Qualifications pour les Jeux Olympiques de Rio 2016 et Tokyo 2021, demi-finales et match pour le bronze aux Jeux de Paris 2024, pour ne citer que quelques exemples marquants: la séance de shootout a souvent mis fin au rêve des joueuses belges. "Je pense que des filles ont une cicatrice avec ça", a confié Stephanie Vanden Borre, samedi. "J'ai déjà perdu beaucoup de shootout qui étaient importants. Je ne sais plus quoi dire par rapport à ça. On s'entraîne bien, mais il y a un truc quand ils arrivent..."

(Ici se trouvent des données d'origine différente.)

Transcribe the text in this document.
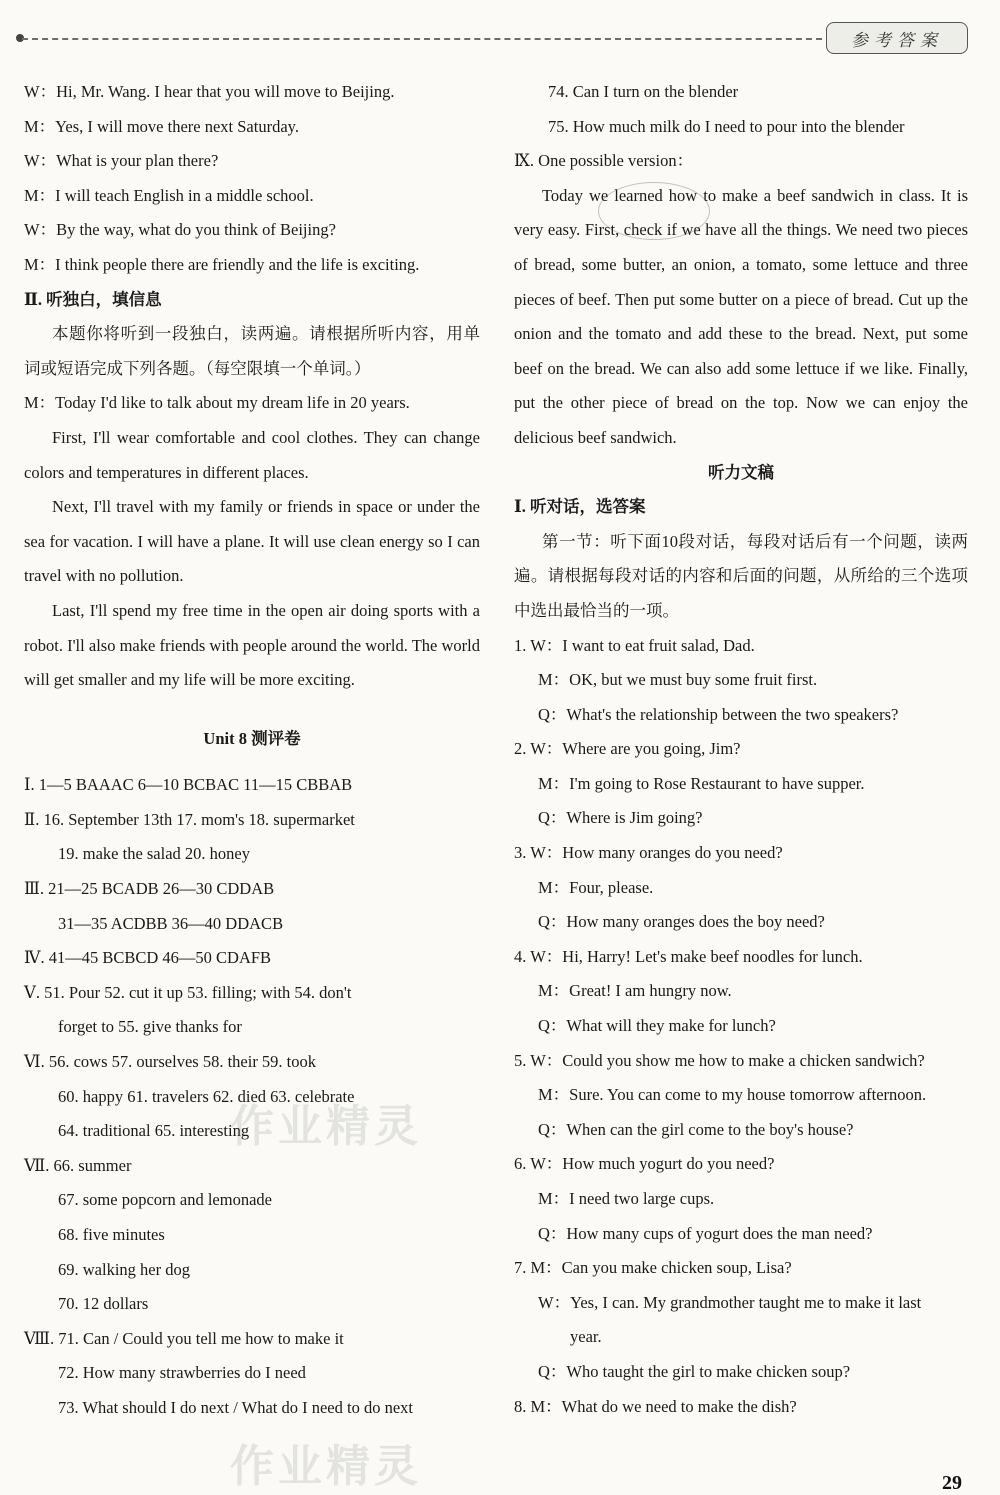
参考答案
W：Hi, Mr. Wang. I hear that you will move to Beijing.
M：Yes, I will move there next Saturday.
W：What is your plan there?
M：I will teach English in a middle school.
W：By the way, what do you think of Beijing?
M：I think people there are friendly and the life is exciting.
Ⅱ. 听独白，填信息
本题你将听到一段独白，读两遍。请根据所听内容，用单词或短语完成下列各题。（每空限填一个单词。）
M：Today I'd like to talk about my dream life in 20 years.
First, I'll wear comfortable and cool clothes. They can change colors and temperatures in different places.
Next, I'll travel with my family or friends in space or under the sea for vacation. I will have a plane. It will use clean energy so I can travel with no pollution.
Last, I'll spend my free time in the open air doing sports with a robot. I'll also make friends with people around the world. The world will get smaller and my life will be more exciting.
Unit 8 测评卷
Ⅰ. 1—5 BAAAC 6—10 BCBAC 11—15 CBBAB
Ⅱ. 16. September 13th 17. mom's 18. supermarket
19. make the salad 20. honey
Ⅲ. 21—25 BCADB 26—30 CDDAB
31—35 ACDBB 36—40 DDACB
Ⅳ. 41—45 BCBCD 46—50 CDAFB
Ⅴ. 51. Pour 52. cut it up 53. filling; with 54. don't
forget to 55. give thanks for
Ⅵ. 56. cows 57. ourselves 58. their 59. took
60. happy 61. travelers 62. died 63. celebrate
64. traditional 65. interesting
Ⅶ. 66. summer
67. some popcorn and lemonade
68. five minutes
69. walking her dog
70. 12 dollars
Ⅷ. 71. Can / Could you tell me how to make it
72. How many strawberries do I need
73. What should I do next / What do I need to do next
74. Can I turn on the blender
75. How much milk do I need to pour into the blender
Ⅸ. One possible version：
Today we learned how to make a beef sandwich in class. It is very easy. First, check if we have all the things. We need two pieces of bread, some butter, an onion, a tomato, some lettuce and three pieces of beef. Then put some butter on a piece of bread. Cut up the onion and the tomato and add these to the bread. Next, put some beef on the bread. We can also add some lettuce if we like. Finally, put the other piece of bread on the top. Now we can enjoy the delicious beef sandwich.
听力文稿
Ⅰ. 听对话，选答案
第一节：听下面10段对话，每段对话后有一个问题，读两遍。请根据每段对话的内容和后面的问题，从所给的三个选项中选出最恰当的一项。
1. W：I want to eat fruit salad, Dad.
M：OK, but we must buy some fruit first.
Q：What's the relationship between the two speakers?
2. W：Where are you going, Jim?
M：I'm going to Rose Restaurant to have supper.
Q：Where is Jim going?
3. W：How many oranges do you need?
M：Four, please.
Q：How many oranges does the boy need?
4. W：Hi, Harry! Let's make beef noodles for lunch.
M：Great! I am hungry now.
Q：What will they make for lunch?
5. W：Could you show me how to make a chicken sandwich?
M：Sure. You can come to my house tomorrow afternoon.
Q：When can the girl come to the boy's house?
6. W：How much yogurt do you need?
M：I need two large cups.
Q：How many cups of yogurt does the man need?
7. M：Can you make chicken soup, Lisa?
W：Yes, I can. My grandmother taught me to make it last
year.
Q：Who taught the girl to make chicken soup?
8. M：What do we need to make the dish?
作业精灵
作业精灵	29
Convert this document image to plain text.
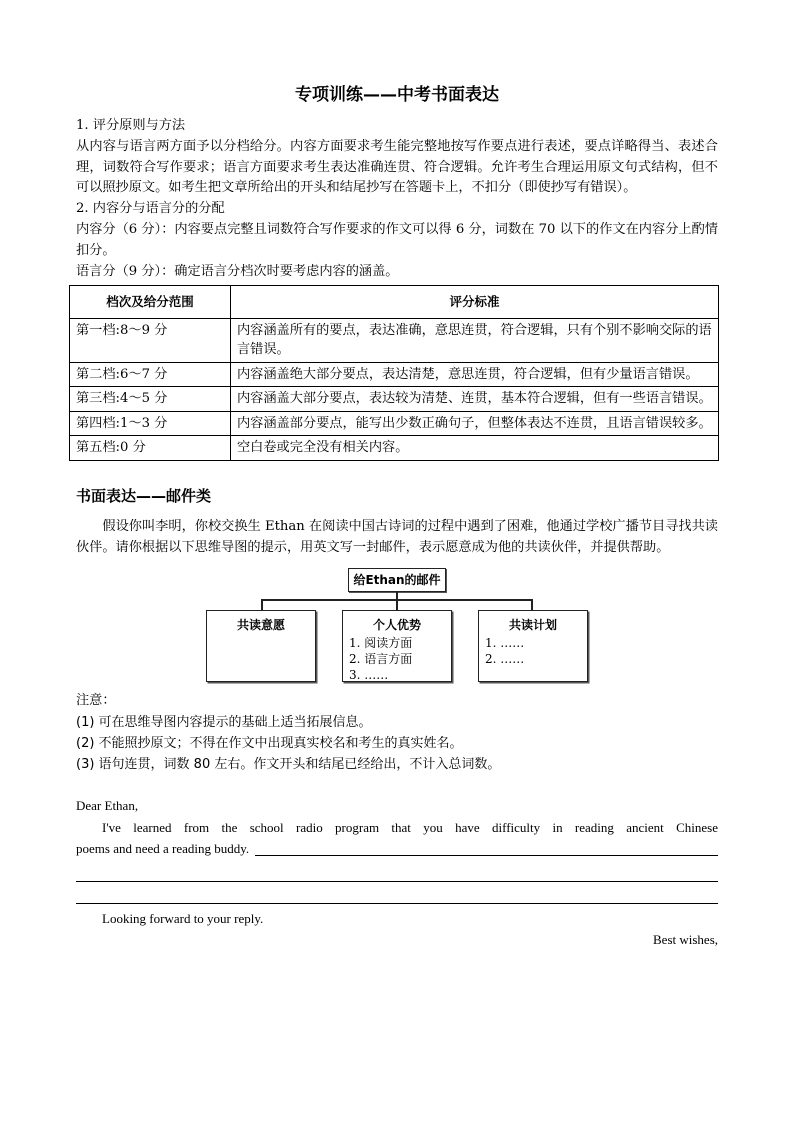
专项训练——中考书面表达

1. 评分原则与方法

从内容与语言两方面予以分档给分。内容方面要求考生能完整地按写作要点进行表述，要点详略得当、表述合理，词数符合写作要求；语言方面要求考生表达准确连贯、符合逻辑。允许考生合理运用原文句式结构，但不可以照抄原文。如考生把文章所给出的开头和结尾抄写在答题卡上，不扣分（即使抄写有错误）。

2. 内容分与语言分的分配

内容分（6 分）：内容要点完整且词数符合写作要求的作文可以得 6 分，词数在 70 以下的作文在内容分上酌情扣分。

语言分（9 分）：确定语言分档次时要考虑内容的涵盖。

档次及给分范围	评分标准
第一档:8～9 分	内容涵盖所有的要点，表达准确，意思连贯，符合逻辑，只有个别不影响交际的语言错误。
第二档:6～7 分	内容涵盖绝大部分要点，表达清楚，意思连贯，符合逻辑，但有少量语言错误。
第三档:4～5 分	内容涵盖大部分要点，表达较为清楚、连贯，基本符合逻辑，但有一些语言错误。
第四档:1～3 分	内容涵盖部分要点，能写出少数正确句子，但整体表达不连贯，且语言错误较多。
第五档:0 分	空白卷或完全没有相关内容。
书面表达——邮件类

假设你叫李明，你校交换生 Ethan 在阅读中国古诗词的过程中遇到了困难，他通过学校广播节目寻找共读伙伴。请你根据以下思维导图的提示，用英文写一封邮件，表示愿意成为他的共读伙伴，并提供帮助。

给Ethan的邮件
共读意愿	个人优势
1. 阅读方面
2. 语言方面
3. ……
共读计划
1. ……
2. ……

注意：

(1) 可在思维导图内容提示的基础上适当拓展信息。
(2) 不能照抄原文；不得在作文中出现真实校名和考生的真实姓名。
(3) 语句连贯，词数 80 左右。作文开头和结尾已经给出，不计入总词数。

Dear Ethan,

I've learned from the school radio program that you have difficulty in reading ancient Chinese

poems and need a reading buddy.

Looking forward to your reply.

Best wishes,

En poste depuis janvier, Van Eijk a tenté "une nouvelle approche". "Il a essayé de nous expliquer qu'on doit rentrer le plus rapidement possible dans le cercle parce que c'est là que la gardienne est vulnérable", a expliqué Camille Belis, qui souligne que les shootouts manqués de vendredi "étaient à ça de rentrer": celui d'Ambre Ballenghien a été annulé pour un backstick, celui d'Astrid Bonami a frôlé le poteau et celui de Delphine Marien a franchi la ligne quelques centièmes de seconde après le gong des 8 secondes.
Van Eijk veut également "essayer de réduire la pression inutile". "Nous sentons que cela permettra aux filles, et à l'équipe en général, de mieux exploiter leurs compétences." Le sélectionneur a constaté que les shootout belges étaient dangereux, mais n'ont pas abouti. "Était-ce parce que nous étions trop fatigués? Était-ce un problème mental? Peut-être un problème technique? Nous avons plusieurs questions à nous poser, mais oui, c'est certainement un sujet sur lequel nous devons continuer à travailler. Mais nous nous améliorons vraiment."